During a banking holiday, your money will be frozen and left just sitting there, even as everything priced in money (especially imported items) rocket up in price. By the time your money is again available to you, you may find that a large portion of it has been looted by the effects of a collapsing currency. 

How do you avoid this? Easy; keep some 'money' out of the system to spend during an emergency. I always advocate three months of living expenses in cash, but you owe it to yourself to have gold and silver in your possession as well.

The final reason for holding gold, because it may be remonetized, is actually a very big draw for me. While the probability of this coming to pass may be low, the rewards would be very high.

Here are some numbers: The total amount of 'official gold,' or that held by central banks around the world, is 30,684 tonnes, or 987 million troy ounces.
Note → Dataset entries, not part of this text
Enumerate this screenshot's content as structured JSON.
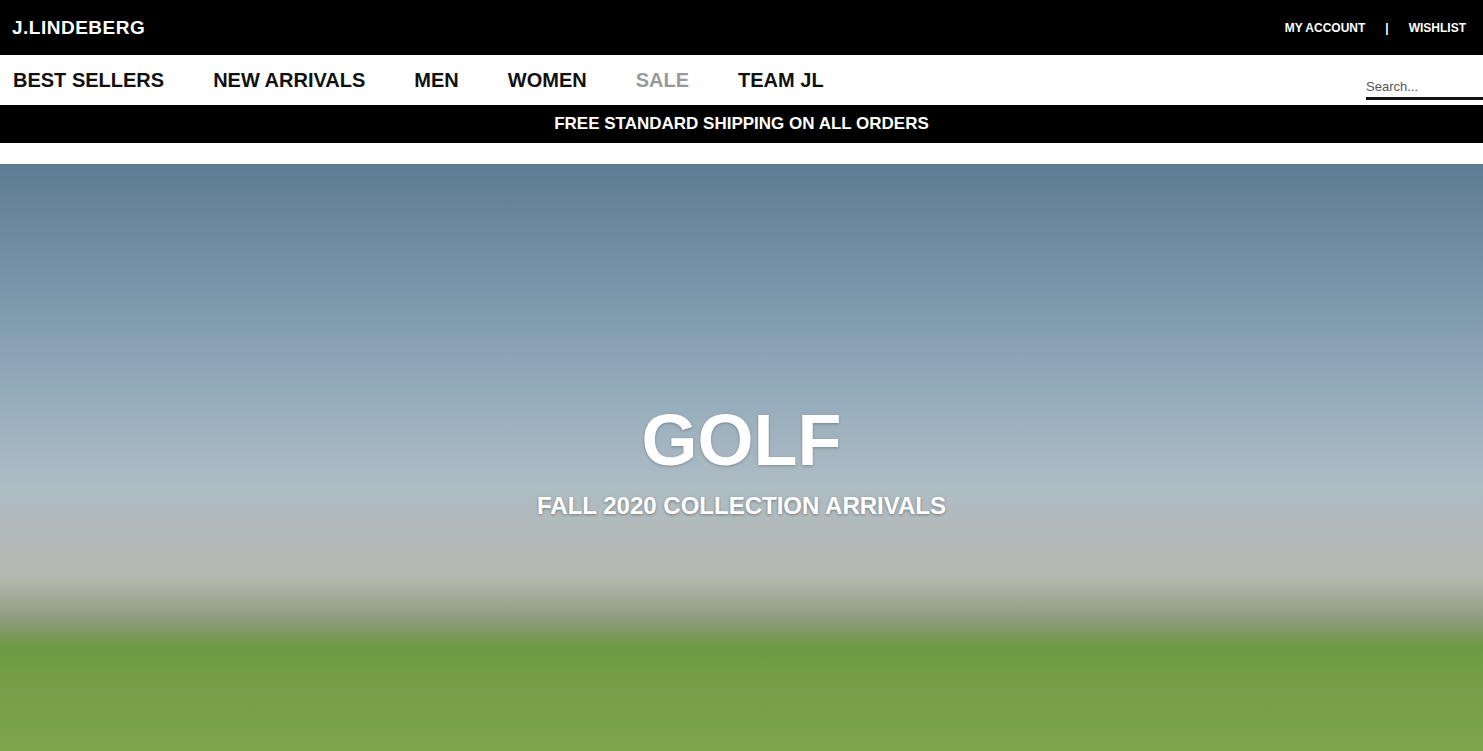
{
  "header": {
    "logo": "J.LINDEBERG",
    "links": [
      "MY ACCOUNT",
      "WISHLIST"
    ],
    "separator": "|"
  },
  "nav": {
    "items": [
      {
        "label": "BEST SELLERS",
        "dimmed": false
      },
      {
        "label": "NEW ARRIVALS",
        "dimmed": false
      },
      {
        "label": "MEN",
        "dimmed": false
      },
      {
        "label": "WOMEN",
        "dimmed": false
      },
      {
        "label": "SALE",
        "dimmed": true
      },
      {
        "label": "TEAM JL",
        "dimmed": false
      }
    ]
  },
  "search": {
    "placeholder": "Search..."
  },
  "banner": {
    "text": "FREE STANDARD SHIPPING ON ALL ORDERS"
  },
  "hero": {
    "title": "GOLF",
    "subtitle": "FALL 2020 COLLECTION ARRIVALS"
  }
}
In 2008 the total amount of money stock in the world was roughly $60 trillion.

If the world wanted 100% gold backing of all existing money, then the implied price for an ounce of gold is $60 trillion divided by 987 million ounces – $60,790 per troy ounce.

Clearly that's a silly number (or is it?), but even a 10% partial backing of money yields $6,000 per ounce. The point here is not to bandy about outlandish numbers, but merely to point out that unless a great deal of the world's money stock is destroyed somehow, or a lot more official gold is bought from the market and placed into official hands, backing even a fraction of the world's money supply by gold will result in a far higher number than today's $1500 per ounce.